Most people definitely will find this very appealing as it makes one seem safe in the relationship. This reassuring feeling comes from feeling that if he/she loves you more, it will be difficult for them to hurt you after they are lucky to have you in their life.

  • While a lot of reasons can be adduced for why people would prefer to be in this kind of a relationship where they are the one giving the less love, this attitude will but ultimately bring more harm to the relationship than good. Love should be mutual, must be mutual for any relationship to survive in the long run.

    At the onset of your feeling happy with your being the one who loves less, you might feel comfortable with it and just be enjoying the feeling but as time goes by; guilt and fear will start to come in gradually. Retrospectively speaking, if you are not sure of your love for this person as you try not to love him/her in equally, then why are you in the relationship?

    Do you just want to feel safe while you toy with someone else’s emotions? What if the case was reversed, would you be happy knowing that your partner is not reciprocating your gesture of love and affection? At a certain point in every love relationship, it is either “you are in” or “you are out” – there is no fence. Either you are ready to give love or you are not. And if for whatsoever reason best known to you, you are not willing to reciprocate the love from your partner, then why in heaven’s name are you still in.




    If you are in a relationship just to get the love of your partner without returning same, how long do you think you can go on like that? Even within you, over time, there will gradually be a buildup of guilt and resentment towards your partner and eventually from him/her. No matter how long you try to hide it, your partner will ultimately come to the realization of the fact that your love for him/her is not mutual.

    Most loving partners in this situation will still want to go on hoping for a change but after a while a good number will not be able to continue just giving out love, when the one the love is being showered on is not doing anything tangible to return same. This often leads to a situation where they equally start questioning the rationale for their remaining in such a relationship against their better judgment.

    To think of it, why should the one who loves less not love fully and the person giving more love have his/her love requited. A good relationship is one in which both parties feel that they have made a great bargain – where their love and affection is being returned even when they are not asking for its requisition.

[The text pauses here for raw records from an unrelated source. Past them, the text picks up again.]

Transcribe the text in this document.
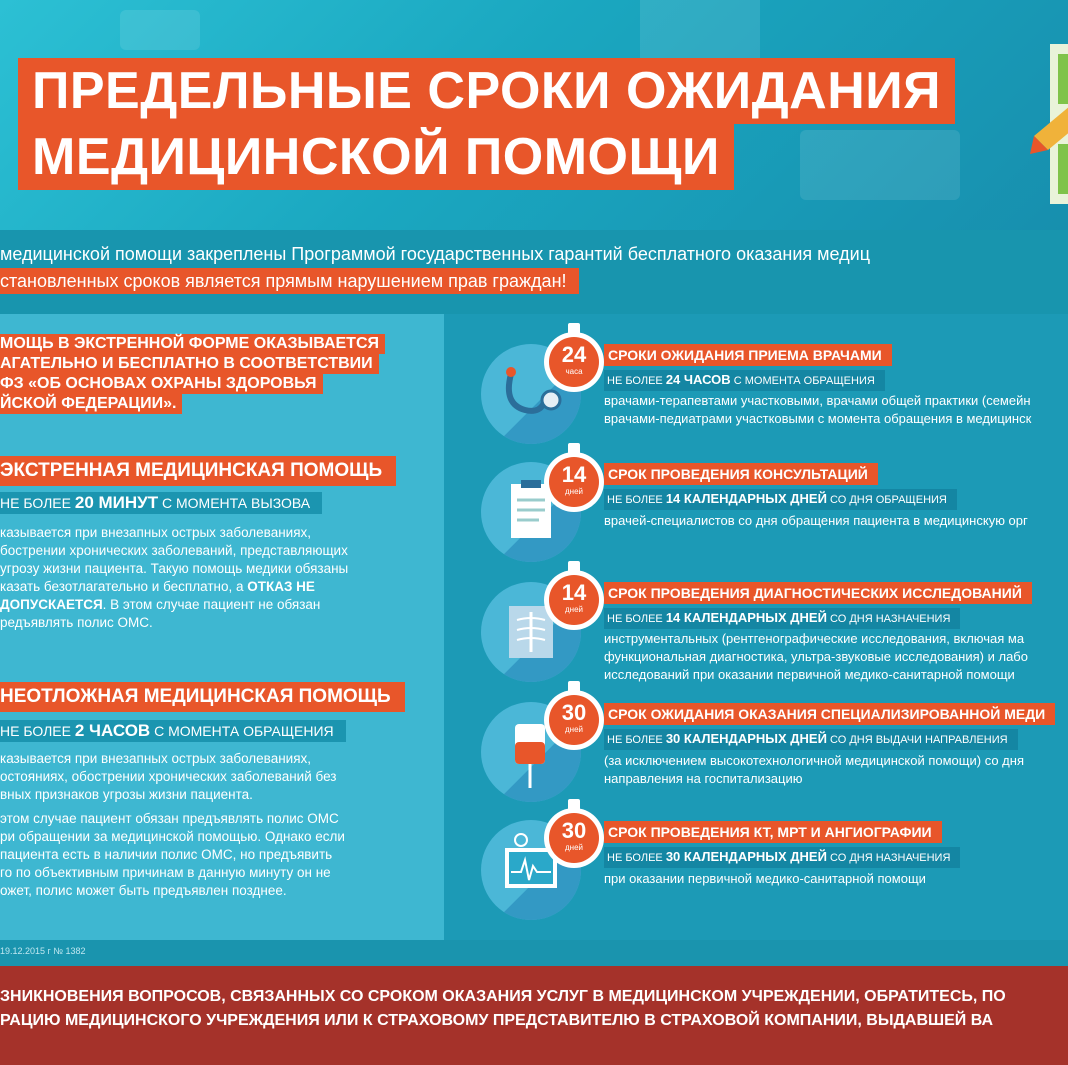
ПРЕДЕЛЬНЫЕ СРОКИ ОЖИДАНИЯ
МЕДИЦИНСКОЙ ПОМОЩИ
медицинской помощи закреплены Программой государственных гарантий бесплатного оказания медиц
становленных сроков является прямым нарушением прав граждан!
МОЩЬ В ЭКСТРЕННОЙ ФОРМЕ ОКАЗЫВАЕТСЯ
АГАТЕЛЬНО И БЕСПЛАТНО В СООТВЕТСТВИИ
ФЗ «ОБ ОСНОВАХ ОХРАНЫ ЗДОРОВЬЯ
ЙСКОЙ ФЕДЕРАЦИИ».
ЭКСТРЕННАЯ МЕДИЦИНСКАЯ ПОМОЩЬ
НЕ БОЛЕЕ 20 МИНУТ С МОМЕНТА ВЫЗОВА
казывается при внезапных острых заболеваниях,
бострении хронических заболеваний, представляющих
угрозу жизни пациента. Такую помощь медики обязаны
казать безотлагательно и бесплатно, а ОТКАЗ НЕ
ДОПУСКАЕТСЯ. В этом случае пациент не обязан
редъявлять полис ОМС.
НЕОТЛОЖНАЯ МЕДИЦИНСКАЯ ПОМОЩЬ
НЕ БОЛЕЕ 2 ЧАСОВ С МОМЕНТА ОБРАЩЕНИЯ
казывается при внезапных острых заболеваниях,
остояниях, обострении хронических заболеваний без
вных признаков угрозы жизни пациента.
этом случае пациент обязан предъявлять полис ОМС
ри обращении за медицинской помощью. Однако если
пациента есть в наличии полис ОМС, но предъявить
го по объективным причинам в данную минуту он не
ожет, полис может быть предъявлен позднее.
24
часа
СРОКИ ОЖИДАНИЯ ПРИЕМА ВРАЧАМИ
НЕ БОЛЕЕ 24 ЧАСОВ С МОМЕНТА ОБРАЩЕНИЯ
врачами-терапевтами участковыми, врачами общей практики (семейн
врачами-педиатрами участковыми с момента обращения в медицинск
14
дней
СРОК ПРОВЕДЕНИЯ КОНСУЛЬТАЦИЙ
НЕ БОЛЕЕ 14 КАЛЕНДАРНЫХ ДНЕЙ СО ДНЯ ОБРАЩЕНИЯ
врачей-специалистов со дня обращения пациента в медицинскую орг
14
дней
СРОК ПРОВЕДЕНИЯ ДИАГНОСТИЧЕСКИХ ИССЛЕДОВАНИЙ
НЕ БОЛЕЕ 14 КАЛЕНДАРНЫХ ДНЕЙ СО ДНЯ НАЗНАЧЕНИЯ
инструментальных (рентгенографические исследования, включая ма
функциональная диагностика, ультра-звуковые исследования) и лабо
исследований при оказании первичной медико-санитарной помощи
30
дней
СРОК ОЖИДАНИЯ ОКАЗАНИЯ СПЕЦИАЛИЗИРОВАННОЙ МЕДИ
НЕ БОЛЕЕ 30 КАЛЕНДАРНЫХ ДНЕЙ СО ДНЯ ВЫДАЧИ НАПРАВЛЕНИЯ
(за исключением высокотехнологичной медицинской помощи) со дня
направления на госпитализацию
30
дней
СРОК ПРОВЕДЕНИЯ КТ, МРТ И АНГИОГРАФИИ
НЕ БОЛЕЕ 30 КАЛЕНДАРНЫХ ДНЕЙ СО ДНЯ НАЗНАЧЕНИЯ
при оказании первичной медико-санитарной помощи
19.12.2015 г № 1382
ЗНИКНОВЕНИЯ ВОПРОСОВ, СВЯЗАННЫХ СО СРОКОМ ОКАЗАНИЯ УСЛУГ В МЕДИЦИНСКОМ УЧРЕЖДЕНИИ, ОБРАТИТЕСЬ, ПО
РАЦИЮ МЕДИЦИНСКОГО УЧРЕЖДЕНИЯ ИЛИ К СТРАХОВОМУ ПРЕДСТАВИТЕЛЮ В СТРАХОВОЙ КОМПАНИИ, ВЫДАВШЕЙ ВА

  • When the love in a relationship is being returned by the other partner, it gives the one giving the love more encouragement and reason to up the ante and love his/her partner the more. To love your partner more is definitely more alluring and beautiful than the feeling of you being needed and loved more by your partner.

    Love has to be both ways for it to be love – it is never a one-way-street. It is give and take. There is indeed joy in giving and “givers never lack”. So, let the love flow!